Fairmount Heights’ Monday elections led to a newcomer, a returning councilwoman and an incumbent retaining the seat she’s held since 2005.
Newcomer Andina Keith, former councilwoman Patricia Waiters and incumbent Jacqueline Wood-Dodson were elected to the three open council seats, edging out incumbent Nancy Dixon Saxon.
Keith received the most votes with 107, Wood-Dodson received 82, Waiters earned 67 and incumbent Saxon received 53, said Marjorie Shelton, chairwoman of the Fairmount Heights Board of Elections. There were 117 voters who came out, Shelton said.
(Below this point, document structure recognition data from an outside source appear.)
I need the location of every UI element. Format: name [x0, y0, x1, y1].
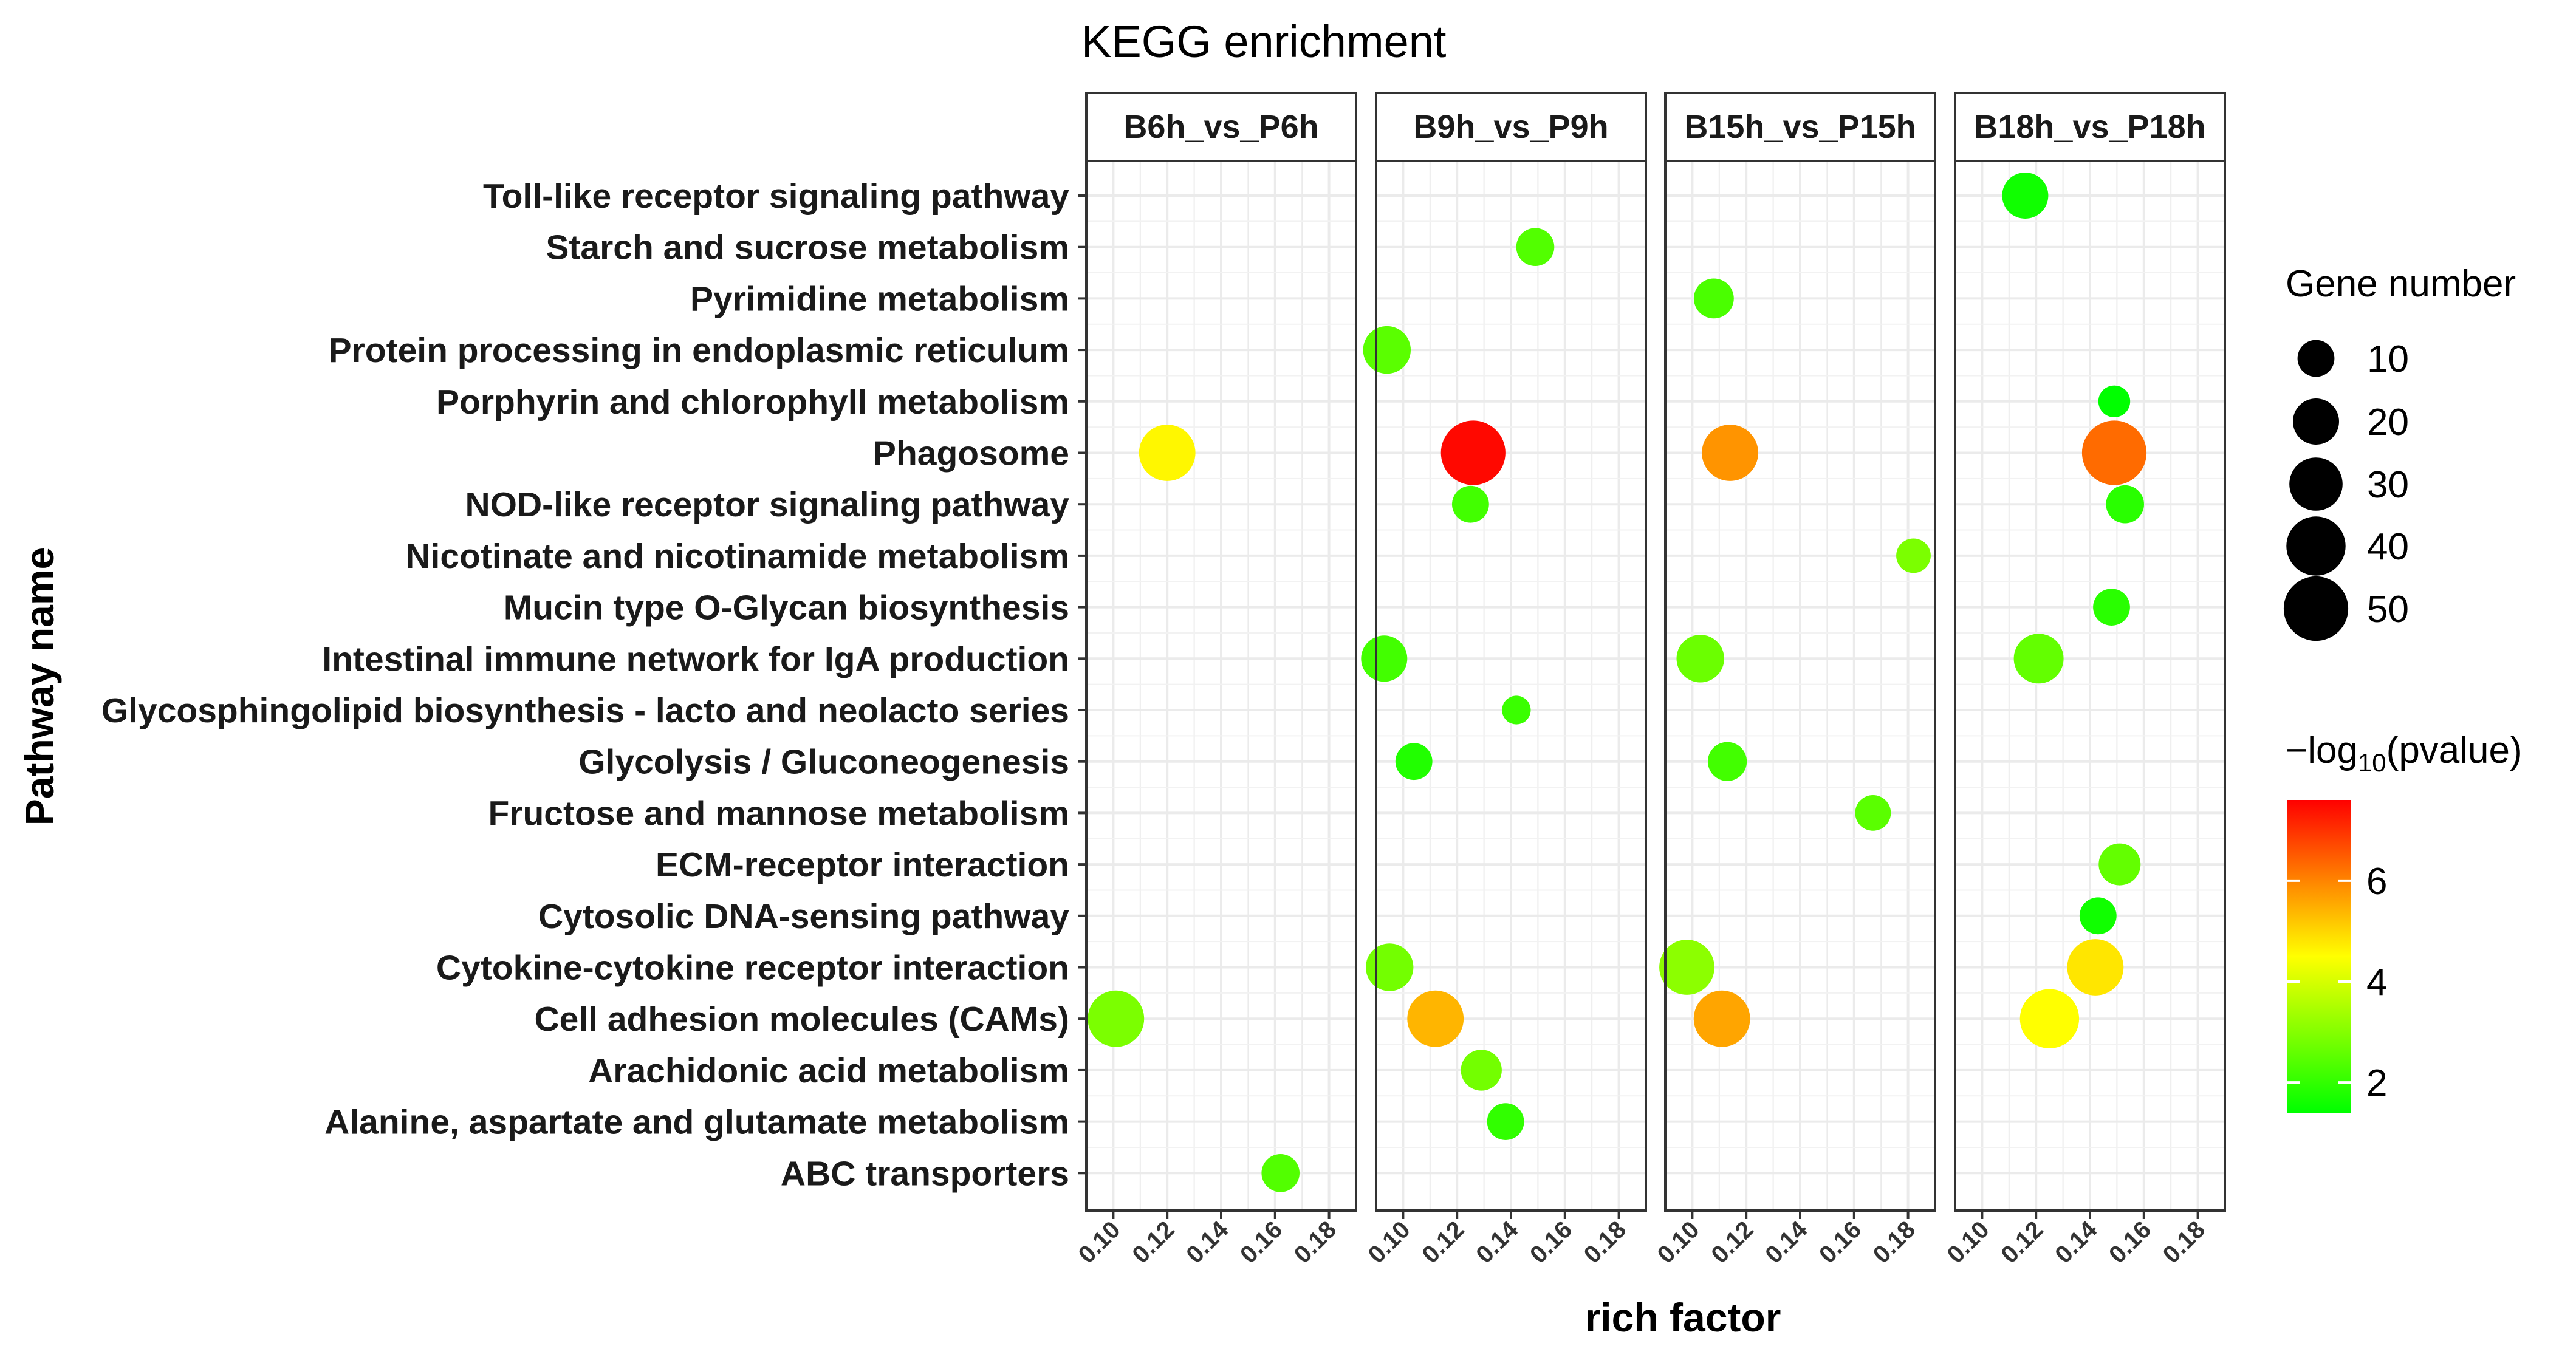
point-B9h_vs_P9h-arachidonic-acid-metabolism	[1461, 1050, 1502, 1091]
y-axis-title: Pathway name	[17, 547, 62, 826]
panel-strip	[1954, 92, 2226, 162]
point-B18h_vs_P18h-cytokine-cytokine-receptor-interaction	[2067, 939, 2124, 996]
point-B15h_vs_P15h-intestinal-immune-network-for-iga-production	[1676, 635, 1724, 683]
point-B18h_vs_P18h-cytosolic-dna-sensing-pathway	[2079, 897, 2117, 935]
panel-strip-label: B6h_vs_P6h	[1123, 109, 1318, 145]
color-legend-tick-label: 2	[2366, 1062, 2387, 1104]
y-tick-label: Glycolysis / Gluconeogenesis	[578, 743, 1069, 782]
color-legend-title-subscript: 10	[2358, 748, 2386, 777]
y-tick-label: Porphyrin and chlorophyll metabolism	[436, 383, 1069, 422]
y-tick-label: Pyrimidine metabolism	[690, 279, 1069, 318]
point-B9h_vs_P9h-alanine-aspartate-and-glutamate-metabolism	[1487, 1103, 1524, 1140]
point-B6h_vs_P6h-abc-transporters	[1261, 1154, 1300, 1192]
size-legend-key	[2283, 576, 2349, 641]
point-B15h_vs_P15h-phagosome	[1702, 425, 1759, 481]
point-B18h_vs_P18h-porphyrin-and-chlorophyll-metabolism	[2098, 385, 2131, 417]
color-legend-title-suffix: (pvalue)	[2386, 729, 2523, 771]
y-tick-label: Mucin type O-Glycan biosynthesis	[504, 589, 1069, 627]
panel-strip	[1085, 92, 1357, 162]
point-B18h_vs_P18h-mucin-type-o-glycan-biosynthesis	[2093, 589, 2130, 626]
y-tick-label: Fructose and mannose metabolism	[488, 794, 1069, 833]
chart-title: KEGG enrichment	[1081, 16, 1447, 67]
size-legend-label: 10	[2367, 338, 2409, 380]
y-tick-label: Glycosphingolipid biosynthesis - lacto a…	[101, 691, 1069, 730]
panel-strip	[1664, 92, 1936, 162]
point-B18h_vs_P18h-cell-adhesion-molecules-cams-	[2019, 989, 2080, 1048]
y-tick-label: Nicotinate and nicotinamide metabolism	[405, 537, 1069, 576]
y-tick-label: ECM-receptor interaction	[656, 845, 1069, 884]
y-axis-tick-labels: Toll-like receptor signaling pathway Star…	[101, 177, 1086, 1193]
color-legend: −log10(pvalue) 2 4 6	[2286, 729, 2523, 1113]
size-legend-label: 20	[2367, 401, 2409, 443]
point-B15h_vs_P15h-nicotinate-and-nicotinamide-metabolism	[1896, 538, 1931, 573]
y-tick-label: Toll-like receptor signaling pathway	[483, 177, 1069, 216]
panel-strip-label: B9h_vs_P9h	[1413, 109, 1608, 145]
y-tick-label: Intestinal immune network for IgA produc…	[322, 640, 1069, 678]
color-legend-title: −log10(pvalue)	[2286, 729, 2523, 777]
size-legend-key	[2297, 340, 2335, 377]
y-tick-label: Arachidonic acid metabolism	[588, 1051, 1069, 1090]
size-legend-key	[2286, 516, 2346, 576]
point-B9h_vs_P9h-protein-processing-in-endoplasmic-reticulum	[1363, 326, 1411, 374]
panel-strip-label: B18h_vs_P18h	[1974, 109, 2205, 145]
size-legend-label: 50	[2367, 589, 2409, 630]
point-B9h_vs_P9h-intestinal-immune-network-for-iga-production	[1361, 635, 1408, 682]
y-tick-label: Protein processing in endoplasmic reticu…	[329, 331, 1069, 370]
y-tick-label: Cytosolic DNA-sensing pathway	[538, 897, 1069, 936]
y-tick-label: Alanine, aspartate and glutamate metabol…	[324, 1103, 1069, 1142]
size-legend-label: 40	[2367, 526, 2409, 568]
point-B15h_vs_P15h-glycolysis-gluconeogenesis	[1708, 742, 1747, 781]
point-B15h_vs_P15h-fructose-and-mannose-metabolism	[1855, 795, 1891, 831]
y-tick-label: Cell adhesion molecules (CAMs)	[534, 1000, 1069, 1039]
point-B18h_vs_P18h-ecm-receptor-interaction	[2098, 843, 2141, 886]
point-B6h_vs_P6h-phagosome	[1139, 425, 1196, 481]
x-axis-title: rich factor	[1585, 1295, 1781, 1340]
size-legend: Gene number 10 20 30 40 50	[2283, 263, 2516, 641]
color-legend-tick-label: 4	[2366, 962, 2387, 1003]
y-tick-label: Starch and sucrose metabolism	[546, 228, 1069, 267]
point-B18h_vs_P18h-intestinal-immune-network-for-iga-production	[2013, 634, 2064, 684]
point-B18h_vs_P18h-phagosome	[2081, 420, 2147, 485]
point-B15h_vs_P15h-cell-adhesion-molecules-cams-	[1693, 990, 1750, 1047]
point-B6h_vs_P6h-cell-adhesion-molecules-cams-	[1088, 990, 1145, 1047]
point-B9h_vs_P9h-starch-and-sucrose-metabolism	[1516, 228, 1555, 267]
y-tick-label: Cytokine-cytokine receptor interaction	[436, 949, 1069, 988]
point-B15h_vs_P15h-cytokine-cytokine-receptor-interaction	[1659, 940, 1714, 995]
point-B9h_vs_P9h-glycolysis-gluconeogenesis	[1395, 743, 1433, 781]
color-legend-bar	[2287, 800, 2351, 1113]
point-B9h_vs_P9h-phagosome	[1440, 420, 1506, 485]
point-B15h_vs_P15h-pyrimidine-metabolism	[1694, 278, 1734, 319]
size-legend-title: Gene number	[2286, 263, 2516, 305]
y-tick-label: NOD-like receptor signaling pathway	[465, 485, 1069, 524]
point-B18h_vs_P18h-toll-like-receptor-signaling-pathway	[2002, 173, 2049, 219]
point-B9h_vs_P9h-glycosphingolipid-biosynthesis-lacto-and-neolacto-series	[1502, 695, 1531, 725]
point-B18h_vs_P18h-nod-like-receptor-signaling-pathway	[2106, 485, 2144, 524]
point-B9h_vs_P9h-cell-adhesion-molecules-cams-	[1407, 990, 1464, 1047]
panel-strip-label: B15h_vs_P15h	[1684, 109, 1916, 145]
color-legend-title-prefix: −log	[2286, 729, 2358, 771]
size-legend-label: 30	[2367, 464, 2409, 506]
size-legend-key	[2293, 398, 2339, 445]
size-legend-key	[2289, 457, 2343, 511]
point-B9h_vs_P9h-cytokine-cytokine-receptor-interaction	[1366, 943, 1414, 991]
y-tick-label: Phagosome	[873, 434, 1069, 473]
color-legend-tick-label: 6	[2366, 861, 2387, 903]
point-B9h_vs_P9h-nod-like-receptor-signaling-pathway	[1452, 485, 1489, 523]
panel-strip	[1375, 92, 1647, 162]
y-tick-label: ABC transporters	[781, 1154, 1069, 1193]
There are approximately 1,500 Fairmount Heights residents, according to the 2010 U.S. Census, and has 952 registered voters, according to the county board of elections. Last year’s election was for the mayor’s seat and three council seats.
“It was very good because it was more than came out last year,” Shelton said. I think it was 110 people who came out last year.”
Saxon, who was on the council since 2008, declined to comment about the results Monday night.
Keith said she is excited with the turnout and grateful for the number of votes she received because it showed her community work was apparent to residents. Keith founded Citizens Against Prostitution, a partnership that began in March 2010 between residents and law enforcement to eliminate prostitution on the Eastern Avenue border.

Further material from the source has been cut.